A 7-16 Composite Flange Receptacle
The telecommunications market is dynamic, constantly evolving and requiring significant product innovation in order to meet the demands of the 21st century. To do so manufacturers must react to market needs and possess the expertise to instigate innovative processes, while also maintaining competitiveness. This is the approach taken by Radiall, which has aligned its strategy around these key issues and given priority to innovation in the development of its new 7-16 composite flange receptacle.
The starting point for development was the fact that in modern mobile telecommunications systems it has become a basic requirement to use passive components that do not generate third-order passive intermodulation products for all pieces of equipment from the antenna to the duplexer. Many studies have been completed by research labs and connector manufacturers to identify and quantify the various sources of nonlinearity, which can be generated by a passive component.
Their findings show that the materials, plating, contact pressure at the piece-part junctions, current line deviations, contact cleanliness and contact types all have a very strong impact on the generation of passive intermodulation products.

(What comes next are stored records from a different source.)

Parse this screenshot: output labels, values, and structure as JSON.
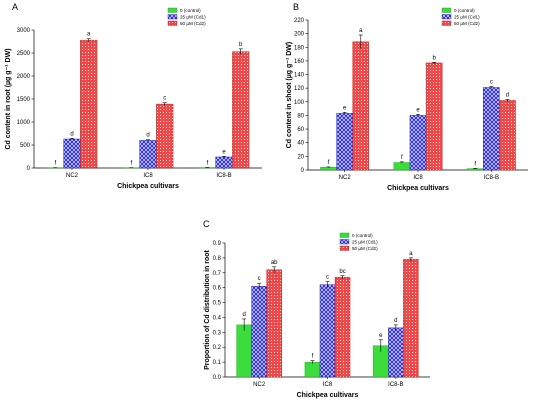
{
  "colors": {
    "control": "#3ddc3d",
    "cd1": "#2424e0",
    "cd2": "#f04848",
    "grid_hatch_cd1": "#ffffff",
    "grid_dots_cd2": "#ffffff"
  },
  "chart_data": [
    {
      "panel": "A",
      "type": "bar",
      "categories": [
        "NC2",
        "IC8",
        "IC8-B"
      ],
      "series": [
        {
          "name": "0 (control)",
          "values": [
            5,
            5,
            10
          ],
          "errors": [
            2,
            2,
            2
          ],
          "letters": [
            "f",
            "f",
            "f"
          ]
        },
        {
          "name": "25 µM (Cd1)",
          "values": [
            630,
            600,
            240
          ],
          "errors": [
            15,
            15,
            12
          ],
          "letters": [
            "d",
            "d",
            "e"
          ]
        },
        {
          "name": "50 µM (Cd2)",
          "values": [
            2780,
            1390,
            2530
          ],
          "errors": [
            30,
            30,
            60
          ],
          "letters": [
            "a",
            "c",
            "b"
          ]
        }
      ],
      "xlabel": "Chickpea cultivars",
      "ylabel": "Cd content in root (µg g⁻¹ DW)",
      "ylim": [
        0,
        3000
      ],
      "yticks": [
        0,
        500,
        1000,
        1500,
        2000,
        2500,
        3000
      ],
      "legend": "top-right"
    },
    {
      "panel": "B",
      "type": "bar",
      "categories": [
        "NC2",
        "IC8",
        "IC8-B"
      ],
      "series": [
        {
          "name": "0 (control)",
          "values": [
            4,
            11,
            2
          ],
          "errors": [
            0.5,
            1,
            0.5
          ],
          "letters": [
            "f",
            "f",
            "f"
          ]
        },
        {
          "name": "25 µM (Cd1)",
          "values": [
            83,
            80,
            121
          ],
          "errors": [
            1.5,
            1.5,
            1.5
          ],
          "letters": [
            "e",
            "e",
            "c"
          ]
        },
        {
          "name": "50 µM (Cd2)",
          "values": [
            188,
            157,
            102
          ],
          "errors": [
            10,
            1,
            1.5
          ],
          "letters": [
            "a",
            "b",
            "d"
          ]
        }
      ],
      "xlabel": "Chickpea cultivars",
      "ylabel": "Cd content in shoot (µg g⁻¹ DW)",
      "ylim": [
        0,
        220
      ],
      "yticks": [
        0,
        20,
        40,
        60,
        80,
        100,
        120,
        140,
        160,
        180,
        200,
        220
      ],
      "legend": "top-right"
    },
    {
      "panel": "C",
      "type": "bar",
      "categories": [
        "NC2",
        "IC8",
        "IC8-B"
      ],
      "series": [
        {
          "name": "0 (control)",
          "values": [
            0.35,
            0.1,
            0.21
          ],
          "errors": [
            0.04,
            0.01,
            0.04
          ],
          "letters": [
            "d",
            "f",
            "e"
          ]
        },
        {
          "name": "25 µM (Cd1)",
          "values": [
            0.61,
            0.62,
            0.33
          ],
          "errors": [
            0.02,
            0.02,
            0.02
          ],
          "letters": [
            "c",
            "c",
            "d"
          ]
        },
        {
          "name": "50 µM (Cd2)",
          "values": [
            0.72,
            0.67,
            0.79
          ],
          "errors": [
            0.02,
            0.01,
            0.01
          ],
          "letters": [
            "ab",
            "bc",
            "a"
          ]
        }
      ],
      "xlabel": "Chickpea cultivars",
      "ylabel": "Proportion of Cd distribution in root",
      "ylim": [
        0,
        0.9
      ],
      "yticks": [
        0.0,
        0.1,
        0.2,
        0.3,
        0.4,
        0.5,
        0.6,
        0.7,
        0.8,
        0.9
      ],
      "legend": "top-right"
    }
  ]
}
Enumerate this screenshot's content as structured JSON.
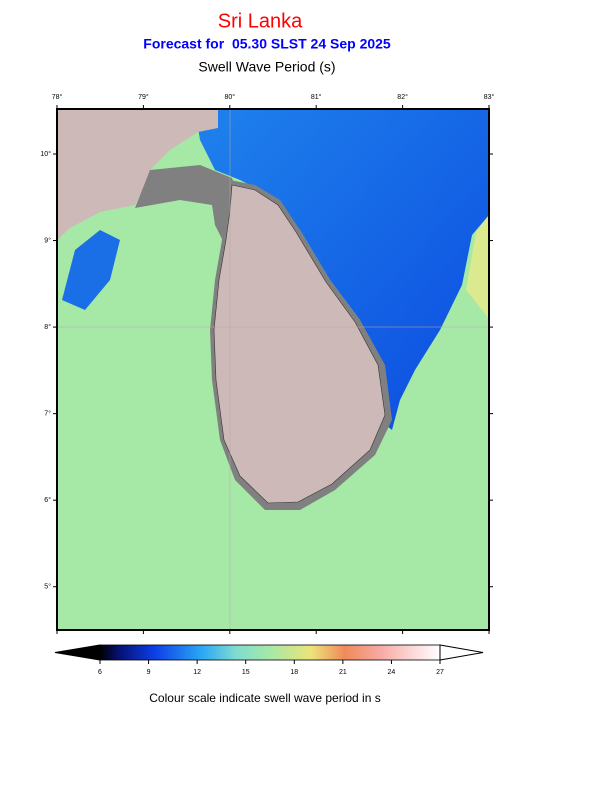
{
  "map": {
    "title": "Sri Lanka",
    "subtitle": "Forecast for  05.30 SLST 24 Sep 2025",
    "variable": "Swell Wave Period (s)",
    "lon_range": [
      78,
      83
    ],
    "lat_range": [
      4.5,
      10.52
    ],
    "lon_ticks": [
      {
        "value": 78,
        "label": "78°"
      },
      {
        "value": 79,
        "label": "79°"
      },
      {
        "value": 80,
        "label": "80°"
      },
      {
        "value": 81,
        "label": "81°"
      },
      {
        "value": 82,
        "label": "82°"
      },
      {
        "value": 83,
        "label": "83°"
      }
    ],
    "lat_ticks": [
      {
        "value": 10,
        "label": "10°"
      },
      {
        "value": 9,
        "label": "9°"
      },
      {
        "value": 8,
        "label": "8°"
      },
      {
        "value": 7,
        "label": "7°"
      },
      {
        "value": 6,
        "label": "6°"
      },
      {
        "value": 5,
        "label": "5°"
      }
    ],
    "colorbar": {
      "lim": [
        6,
        27
      ],
      "ticks": [
        6,
        9,
        12,
        15,
        18,
        21,
        24,
        27
      ],
      "caption": "Colour scale indicate swell wave period in s"
    }
  }
}
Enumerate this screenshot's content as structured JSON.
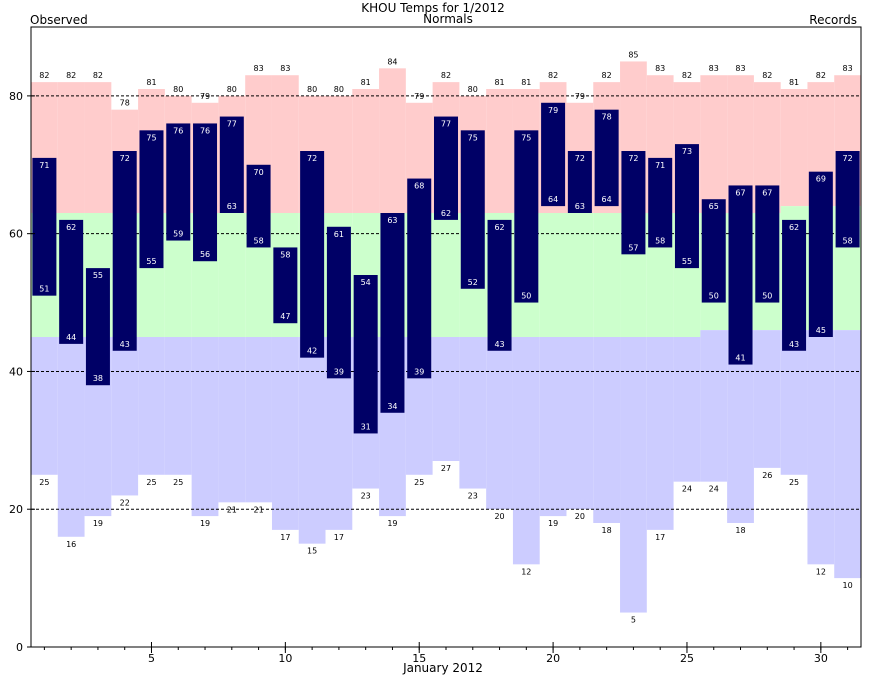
{
  "chart_data": {
    "type": "bar",
    "title": "KHOU Temps for 1/2012",
    "xlabel": "January 2012",
    "ylabel": "",
    "legend": {
      "observed": "Observed",
      "normals": "Normals",
      "records": "Records"
    },
    "xlim": [
      0.5,
      31.5
    ],
    "ylim": [
      0,
      90
    ],
    "x_ticks": [
      5,
      10,
      15,
      20,
      25,
      30
    ],
    "y_ticks": [
      0,
      20,
      40,
      60,
      80
    ],
    "grid_y": [
      20,
      40,
      60,
      80
    ],
    "days": [
      1,
      2,
      3,
      4,
      5,
      6,
      7,
      8,
      9,
      10,
      11,
      12,
      13,
      14,
      15,
      16,
      17,
      18,
      19,
      20,
      21,
      22,
      23,
      24,
      25,
      26,
      27,
      28,
      29,
      30,
      31
    ],
    "observed_high": [
      71,
      62,
      55,
      72,
      75,
      76,
      76,
      77,
      70,
      58,
      72,
      61,
      54,
      63,
      68,
      77,
      75,
      62,
      75,
      79,
      72,
      78,
      72,
      71,
      73,
      65,
      67,
      67,
      62,
      69,
      72
    ],
    "observed_low": [
      51,
      44,
      38,
      43,
      55,
      59,
      56,
      63,
      58,
      47,
      42,
      39,
      31,
      34,
      39,
      62,
      52,
      43,
      50,
      64,
      63,
      64,
      57,
      58,
      55,
      50,
      41,
      50,
      43,
      45,
      58
    ],
    "record_high": [
      82,
      82,
      82,
      78,
      81,
      80,
      79,
      80,
      83,
      83,
      80,
      80,
      81,
      84,
      79,
      82,
      80,
      81,
      81,
      82,
      79,
      82,
      85,
      83,
      82,
      83,
      83,
      82,
      81,
      82,
      83
    ],
    "record_low": [
      25,
      16,
      19,
      22,
      25,
      25,
      19,
      21,
      21,
      17,
      15,
      17,
      23,
      19,
      25,
      27,
      23,
      20,
      12,
      19,
      20,
      18,
      5,
      17,
      24,
      24,
      18,
      26,
      25,
      12,
      10
    ],
    "normal_high": [
      63,
      63,
      63,
      63,
      63,
      63,
      63,
      63,
      63,
      63,
      63,
      63,
      63,
      63,
      63,
      63,
      63,
      63,
      63,
      63,
      63,
      63,
      63,
      63,
      63,
      63,
      63,
      63,
      64,
      64,
      64
    ],
    "normal_low": [
      45,
      45,
      45,
      45,
      45,
      45,
      45,
      45,
      45,
      45,
      45,
      45,
      45,
      45,
      45,
      45,
      45,
      45,
      45,
      45,
      45,
      45,
      45,
      45,
      45,
      46,
      46,
      46,
      46,
      46,
      46
    ],
    "colors": {
      "observed": "#000066",
      "record_band": "#ffcccc",
      "normal_band": "#ccffcc",
      "low_band": "#ccccff",
      "normals_text": "#006600",
      "records_text": "#cc66cc",
      "observed_text": "#000066"
    }
  }
}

The resulting design modifications from these studies have been implemented, year after year, on the 7-16 connector series, which has become the connector that is most frequently used when a stringent intermodulation requirement is imposed. It is a low IM 7-16 flange receptacle design in a single-piece body that utilizes silver-plating for all metal parts and features strong attachment of the insulator and center contact into the body that effectively prevents any movement. It was also seen as important to address the weak point of conventional connectors, namely the connector attachment to the equipment panel.
Basically, the use of four screws to attach the flange to the equipment creates pressure distribution on the electrical contact joint that is directly dependent on the distance between the contact and the screws. In short, contact junction pressure is uneven and this irregular contact pressure is significantly amplified when screw torques are unequal. Figure 1 shows a stress calculation, illustrating the effect of tightening the flange screws. In order to minimize this problem, connector manufacturers have increased the pressure by reducing the contact surface by confining it to around the coaxial line. This approach makes the problem less acute, but does not eliminate it.
In order to fully eradicate this problem, Radiall has introduced a new receptacle concept whereby the contact pressure on the equipment side is generated by pressure applied by the 7-16 plug. Consequently, when a plug is mated to the receptacle, the tightening torque is diverted by the thread system into an axial force that is applied to the reference plane with the result being that the pressure on both contact junctions is equally distributed.
Effectively, the entire force generated by the tightening torque is efficiently transformed and used as an axial force on the contact junctions at the reference plane and panel junction. This improves the intermodulation level and its stability.
Through this concept, the receptacle body is only used as a mechanical support, which guides the reduced mass contact and no longer has an electrical function. This new degree of freedom has the added advantage of enabling the use of different materials that can be selected to offer certain features and meet specific practical needs.
In deciding on the material for the 7-16 composite flange receptacle, the main considerations were it had to be very lightweight, have high corrosion resistance and be colorable to enable color coding. Material selection was also based on:
• Material stiffness—Young’s modulus
• Yield limit
• Ultimate strength
• Temperature range
• Creeping speed and stress relaxation
• Thermal dilatation coefficient
• Sensitivity to harsh outdoor environments—corrosion, UV ageing, humidity, etc.
• Flammability rating
As an example, Figure 2 gives a comparison of the creeping behavior of different materials.
Taking all of these factors into consideration, an in-depth analysis revealed that the use of a composite material would meet these requirements and offer considerable advantages, including a weight reduction of more than 50 percent. Not only does the weight reduction of the components reduce the overall weight of the final module (power amplifiers, filters, etc.), but also reduces transportation costs. When the overall cost of ownership is considered, the company claims an improvement in cost at all levels, resulting in a more competitive overall solution. Components are often required to operate in harsh environments so the composite material’s corrosion resistance is a key advantage for many applications.
Aimed at the telecommunications industry and based on the company’s expertise in the RF field, the new 7-16 composite flange receptacle incorporates a design concept and composite materials that significantly reduce the generation of third-order passive intermodulation products. In addition, the product is easy to install and significantly reduces the total cost of ownership for customers.